Re: (Repeat) Decision: C.4 (Predefined entities)

> From: bosak@atlantic-83.Eng.Sun.COM (Jon Bosak)
> 
> (a) XML will declare a number of entities automatically.
> 
> (e) The predefined entities shall include all the entities recently
> approved by the HTML ERB for inclusion in the "Cougar" DTD.  This
> means, basically, all of the HTML 3.2 entities plus all of the ISO
> entities for which characters exist in the Adobe Symbol font set,
> which is supported across Windows, X11, and Macintosh platforms.
> 
> Decision: Yes.  Dissenting: Bray, Clark.  Abstaining: Maler.
> 
> Thus, the list of ISO entities predefined in XML is as follows (list
> courtesy of Bob Stayton, SCO):
> 
> [...list elided...]

I don't want anyone to think I'm trying to start a "but what about
my favorite entity" sort of discussion, and I'll be okay with any
decision, but by way of an FYI, here are by far the 4 most used entity
refs in your average Adept text document (not counting < and &
for escaping purposes as already covered in XML by earlier decisions):

	“, ” (left double quote and right double quote)
		since Adept automatically puts in your standard (as
		far as publishing goes) directional double quotes 
		when the user hits the " key.  These two entity refs
		appear in practically every document created by Adept.

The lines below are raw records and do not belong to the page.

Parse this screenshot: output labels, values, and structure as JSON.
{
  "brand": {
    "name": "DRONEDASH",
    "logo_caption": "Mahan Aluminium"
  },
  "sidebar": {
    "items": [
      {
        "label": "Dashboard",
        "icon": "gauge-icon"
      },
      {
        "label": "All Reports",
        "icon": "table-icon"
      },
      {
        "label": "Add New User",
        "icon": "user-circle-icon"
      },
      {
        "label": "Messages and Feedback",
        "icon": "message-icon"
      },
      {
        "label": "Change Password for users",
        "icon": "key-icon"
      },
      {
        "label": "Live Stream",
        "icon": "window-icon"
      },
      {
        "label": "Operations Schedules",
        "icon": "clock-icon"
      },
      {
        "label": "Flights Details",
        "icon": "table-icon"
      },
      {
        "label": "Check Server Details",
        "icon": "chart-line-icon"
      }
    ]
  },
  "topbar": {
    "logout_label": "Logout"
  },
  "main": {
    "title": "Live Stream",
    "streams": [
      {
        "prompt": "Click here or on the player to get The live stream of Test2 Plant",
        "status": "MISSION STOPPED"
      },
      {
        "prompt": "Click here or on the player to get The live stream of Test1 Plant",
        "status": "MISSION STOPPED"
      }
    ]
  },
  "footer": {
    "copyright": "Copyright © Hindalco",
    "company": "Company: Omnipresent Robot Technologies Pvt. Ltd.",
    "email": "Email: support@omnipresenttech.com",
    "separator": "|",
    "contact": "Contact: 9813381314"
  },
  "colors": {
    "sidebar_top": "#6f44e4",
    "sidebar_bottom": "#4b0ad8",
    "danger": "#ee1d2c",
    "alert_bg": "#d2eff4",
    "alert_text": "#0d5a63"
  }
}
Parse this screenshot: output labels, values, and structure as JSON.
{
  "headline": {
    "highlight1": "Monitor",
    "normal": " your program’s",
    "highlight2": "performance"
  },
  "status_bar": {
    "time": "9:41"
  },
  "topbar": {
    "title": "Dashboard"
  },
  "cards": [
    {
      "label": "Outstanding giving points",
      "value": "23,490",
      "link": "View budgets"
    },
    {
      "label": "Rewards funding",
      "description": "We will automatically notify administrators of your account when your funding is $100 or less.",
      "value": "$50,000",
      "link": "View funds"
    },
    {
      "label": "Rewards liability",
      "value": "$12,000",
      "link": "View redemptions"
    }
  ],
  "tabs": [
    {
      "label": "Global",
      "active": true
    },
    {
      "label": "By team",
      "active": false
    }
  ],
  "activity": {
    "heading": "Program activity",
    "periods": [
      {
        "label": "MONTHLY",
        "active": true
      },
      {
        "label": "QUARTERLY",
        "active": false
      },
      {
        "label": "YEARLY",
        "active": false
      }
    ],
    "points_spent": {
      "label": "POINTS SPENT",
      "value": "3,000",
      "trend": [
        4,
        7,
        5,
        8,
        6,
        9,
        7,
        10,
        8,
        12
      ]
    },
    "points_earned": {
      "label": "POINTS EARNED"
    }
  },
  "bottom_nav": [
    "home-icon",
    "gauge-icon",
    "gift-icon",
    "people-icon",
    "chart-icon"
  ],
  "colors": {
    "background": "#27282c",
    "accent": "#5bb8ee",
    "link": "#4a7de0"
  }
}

	—, – since Adept automatically puts in your
		standard (as far as publishing goes) appropriate
		dash type when the user hits the - key twice or when
		they hit the - key between two digits.

The quotes are in "ISO 8879:1986//ENTITIES Numeric and Special Graphic//EN"
and the dashes in "ISO 8879:1986//ENTITIES Publishing//EN".  I note that
none of these four are in the set Jon distributed.